Diese Mutter muss – anfangs mühsam – lernen, mit gleich drei problematischen Diagnosen ihres Sohnes umzugehen.

Im Alter von 10 Jahren (2013) bekam mein Sohn einen VP-Shunt. Dabei handelt es sich um eine chirurgisch geschaffene Verbindung zwischen bestimmten Bereichen des Gehirns und der Bauchhöhle zur Ableitung von Gehirnflüssigkeit. Nach vielen Untersuchungen stand fest, dass seine Hirndruckdaten nachts – und nur nachts – viel zu hoch waren. Nach der OP hatte ich mein „altes“ Kind wieder – Kopfschmerzen, Müdigkeit, Konzentrationsprobleme und Blackouts gehörten der Vergangenheit an. Etwas mehr als ein Jahr später (Dezember 2014) traten leider diese Probleme wieder auf und meinem Sohn ging es schlecht. Nach neuen Untersuchungen stand fest, dass eine Monroiblockade, eine Blockade bestimmter Bereiche im inneren des Gehirns, und eine Übertrainage, also ein übermäßiger Abfluss von Gehirnflüssigkeit, vorlagen.

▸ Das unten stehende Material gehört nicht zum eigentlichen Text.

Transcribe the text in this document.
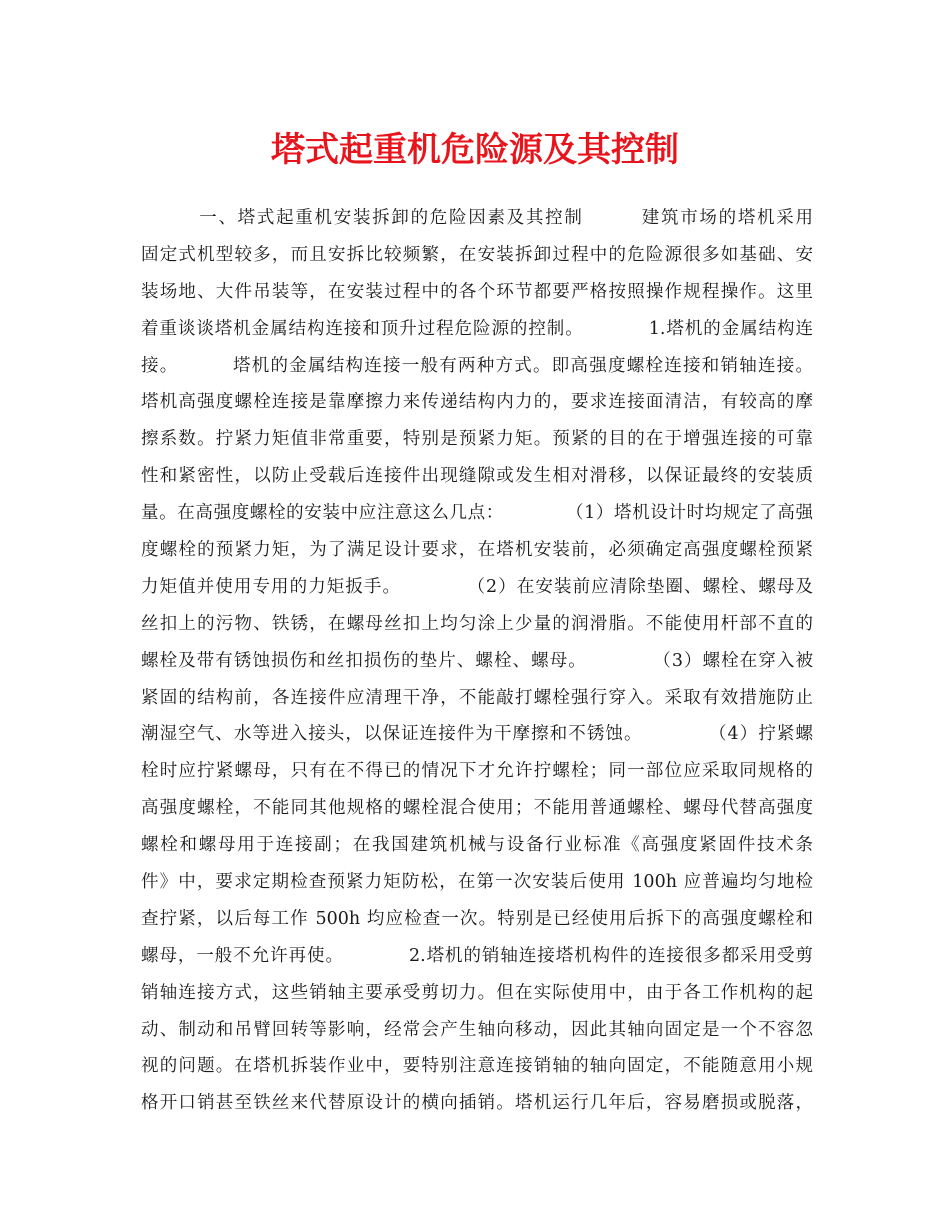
塔式起重机危险源及其控制
一、塔式起重机安装拆卸的危险因素及其控制        建筑市场的塔机采用
固定式机型较多，而且安拆比较频繁，在安装拆卸过程中的危险源很多如基础、安
装场地、大件吊装等，在安装过程中的各个环节都要严格按照操作规程操作。这里
着重谈谈塔机金属结构连接和顶升过程危险源的控制。          1.塔机的金属结构连
接。        塔机的金属结构连接一般有两种方式。即高强度螺栓连接和销轴连接。
塔机高强度螺栓连接是靠摩擦力来传递结构内力的，要求连接面清洁，有较高的摩
擦系数。拧紧力矩值非常重要，特别是预紧力矩。预紧的目的在于增强连接的可靠
性和紧密性，以防止受载后连接件出现缝隙或发生相对滑移，以保证最终的安装质
量。在高强度螺栓的安装中应注意这么几点：          （1）塔机设计时均规定了高强
度螺栓的预紧力矩，为了满足设计要求，在塔机安装前，必须确定高强度螺栓预紧
力矩值并使用专用的力矩扳手。          （2）在安装前应清除垫圈、螺栓、螺母及
丝扣上的污物、铁锈，在螺母丝扣上均匀涂上少量的润滑脂。不能使用杆部不直的
螺栓及带有锈蚀损伤和丝扣损伤的垫片、螺栓、螺母。          （3）螺栓在穿入被
紧固的结构前，各连接件应清理干净，不能敲打螺栓强行穿入。采取有效措施防止
潮湿空气、水等进入接头，以保证连接件为干摩擦和不锈蚀。          （4）拧紧螺
栓时应拧紧螺母，只有在不得已的情况下才允许拧螺栓；同一部位应采取同规格的
高强度螺栓，不能同其他规格的螺栓混合使用；不能用普通螺栓、螺母代替高强度
螺栓和螺母用于连接副；在我国建筑机械与设备行业标准《高强度紧固件技术条
件》中，要求定期检查预紧力矩防松，在第一次安装后使用 100h 应普遍均匀地检
查拧紧，以后每工作 500h 均应检查一次。特别是已经使用后拆下的高强度螺栓和
螺母，一般不允许再使。          2.塔机的销轴连接塔机构件的连接很多都采用受剪
销轴连接方式，这些销轴主要承受剪切力。但在实际使用中，由于各工作机构的起
动、制动和吊臂回转等影响，经常会产生轴向移动，因此其轴向固定是一个不容忽
视的问题。在塔机拆装作业中，要特别注意连接销轴的轴向固定，不能随意用小规
格开口销甚至铁丝来代替原设计的横向插销。塔机运行几年后，容易磨损或脱落，
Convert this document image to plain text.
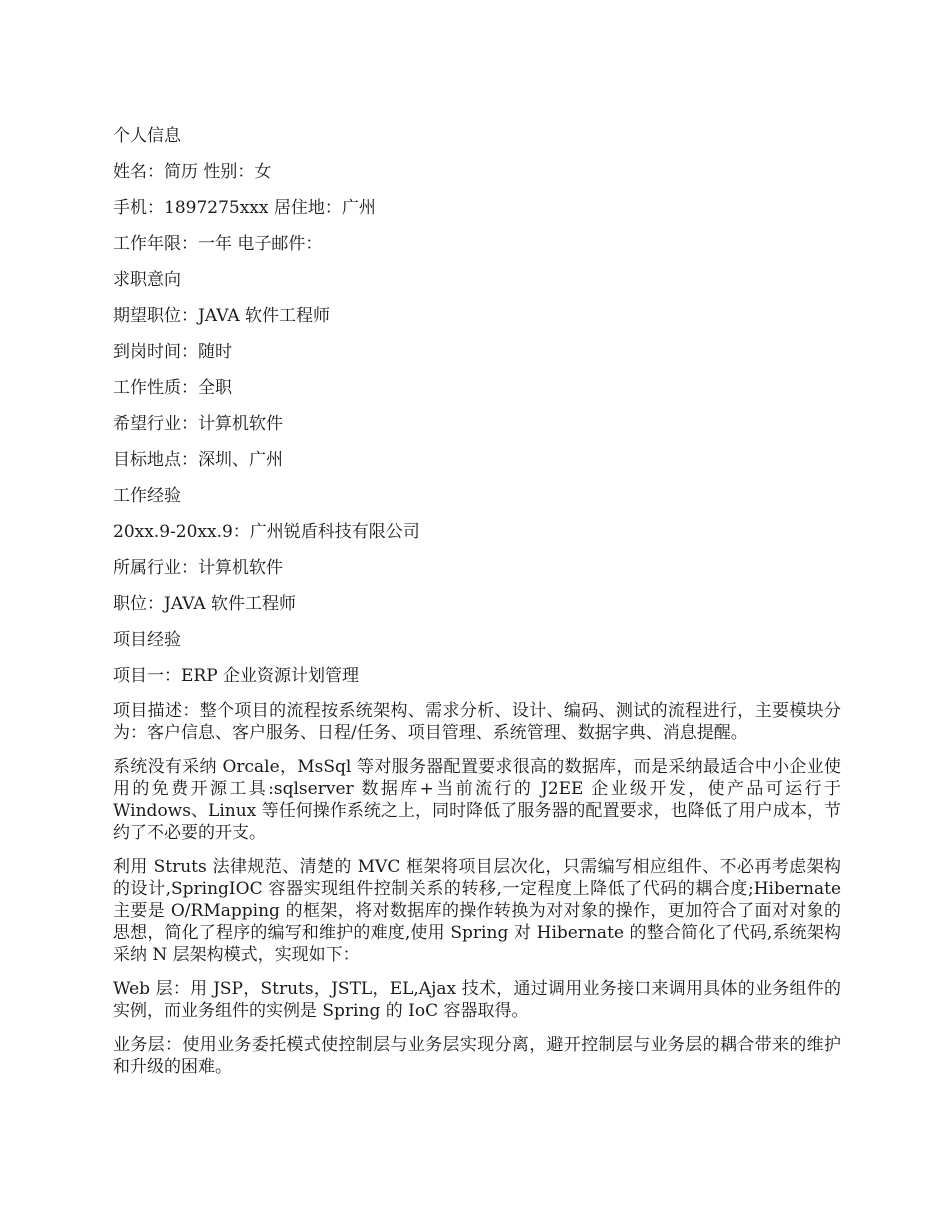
个人信息
姓名：简历 性别：女
手机：1897275xxx 居住地：广州
工作年限：一年 电子邮件：
求职意向
期望职位：JAVA 软件工程师
到岗时间：随时
工作性质：全职
希望行业：计算机软件
目标地点：深圳、广州
工作经验
20xx.9-20xx.9：广州锐盾科技有限公司
所属行业：计算机软件
职位：JAVA 软件工程师
项目经验
项目一：ERP 企业资源计划管理
项目描述：整个项目的流程按系统架构、需求分析、设计、编码、测试的流程进行，主要模块分为：客户信息、客户服务、日程/任务、项目管理、系统管理、数据字典、消息提醒。
系统没有采纳 Orcale，MsSql 等对服务器配置要求很高的数据库，而是采纳最适合中小企业使用的免费开源工具:sqlserver 数据库+当前流行的 J2EE 企业级开发，使产品可运行于 Windows、Linux 等任何操作系统之上，同时降低了服务器的配置要求，也降低了用户成本，节约了不必要的开支。
利用 Struts 法律规范、清楚的 MVC 框架将项目层次化，只需编写相应组件、不必再考虑架构的设计,SpringIOC 容器实现组件控制关系的转移,一定程度上降低了代码的耦合度;Hibernate 主要是 O/RMapping 的框架，将对数据库的操作转换为对对象的操作，更加符合了面对对象的思想，简化了程序的编写和维护的难度,使用 Spring 对 Hibernate 的整合简化了代码,系统架构采纳 N 层架构模式，实现如下：
Web 层：用 JSP，Struts，JSTL，EL,Ajax 技术，通过调用业务接口来调用具体的业务组件的实例，而业务组件的实例是 Spring 的 IoC 容器取得。
业务层：使用业务委托模式使控制层与业务层实现分离，避开控制层与业务层的耦合带来的维护和升级的困难。
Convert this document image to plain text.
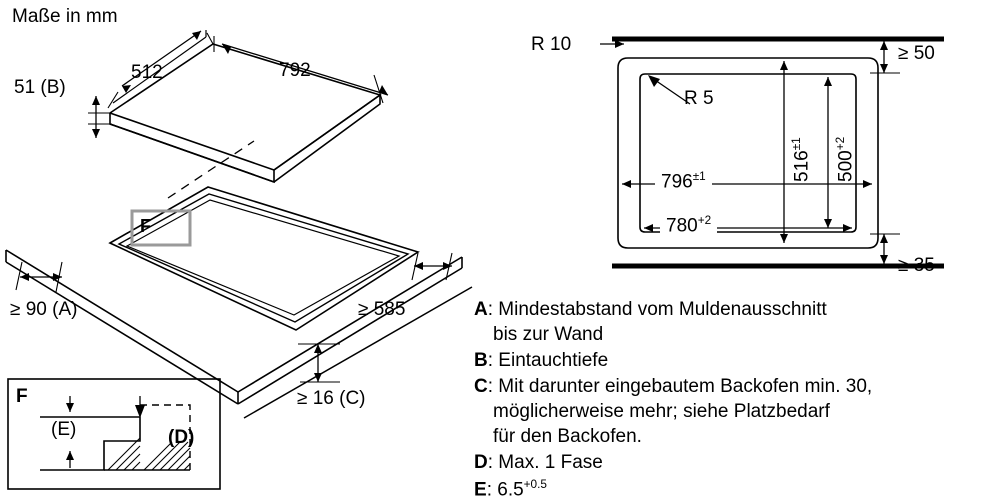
Maße in mm
512	792
51 (B)
≥ 90 (A)	≥ 585
≥ 16 (C)
F
F
(E)	(D)
R 10
R 5
≥ 50
≥ 35
$516^{\pm 1}$
$500^{+2}$
$796^{\pm 1}$
$780^{+2}$
A: Mindestabstand vom Muldenausschnitt
bis zur Wand
B: Eintauchtiefe
C: Mit darunter eingebautem Backofen min. 30,
möglicherweise mehr; siehe Platzbedarf
für den Backofen.
D: Max. 1 Fase
E: $6.5^{+0.5}$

Das hieß, dass eine erneute OP durch den Neurochirurgen im Februar 2015 erforderlich war. Nach dieser OP trank mein Sohn innerhalb von vier Stunden 3,5 Liter Wasser und er musste ganz oft Wasser lassen. Uns wurde erklärt, dass die Hypophyse „gereizt sei“ und er deshalb das Medikament Minirin bekäme. Diese Reizung würde aber innerhalb von ein paar Tagen zurückgehen.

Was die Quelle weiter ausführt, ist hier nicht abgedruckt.